The tertiary hierarchy functional region offers guidance for the rational arrangement of soil and water conservation measures. The subdivision of the tertiary hierarchy functional region can enhance its efficiency. Here, we proposed an indicator system for the regionalization of soil and water conservation using the subdivision of tertiary regionalization, including soil erosion risk, soil erosion intensity and the ecosystem service function. Based on this indicator system, the central Hunan hilly soil conservation and living environmental protection section was divided into three subregions. The subregion of the tertiary soil and water conservation regionalization greatly weakened the regional heterogeneity and enhanced the practicality of the soil and water conservation regionalization scheme in China. In addition, the introduction of ecosystem services to the indicator system provided a new way of thinking for other regionalization techniques.

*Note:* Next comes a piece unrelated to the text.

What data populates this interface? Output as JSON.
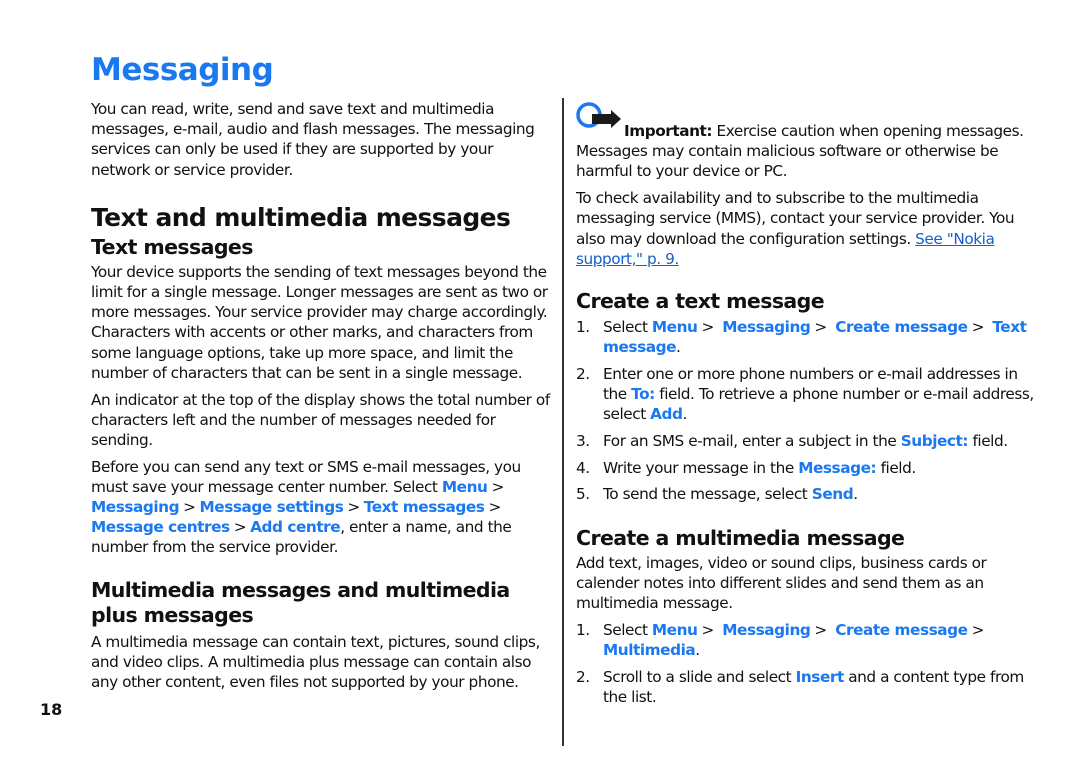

The combination of soil and water conservation planning and ecosystem services is the aim of future studies. The scheme for creating subregions of the tertiary hierarchy functional region oriented to the improvement of ecosystem services better handles the relationship between soil and water conservation, ecological environment, and socioeconomic development. This scheme provides support for determining the development direction of various types of areas (such as adjustment of land use, and industrial structure, etc.) and soil and water conservation control measures and provided scientific guidance for the configuration of the main control measures. The subregions of the tertiary hierarchy functional region can effectively guide the design of provincial soil and water conservation plans within a certain period. In future research, to provide more constructive guidance for soil and water conservation practices, simulations scenarios will be combined to simulate the layout of soil and water conservation measures by assessing their economic and ecological benefits to obtain the optimal layout plans for soil and water conservation measures.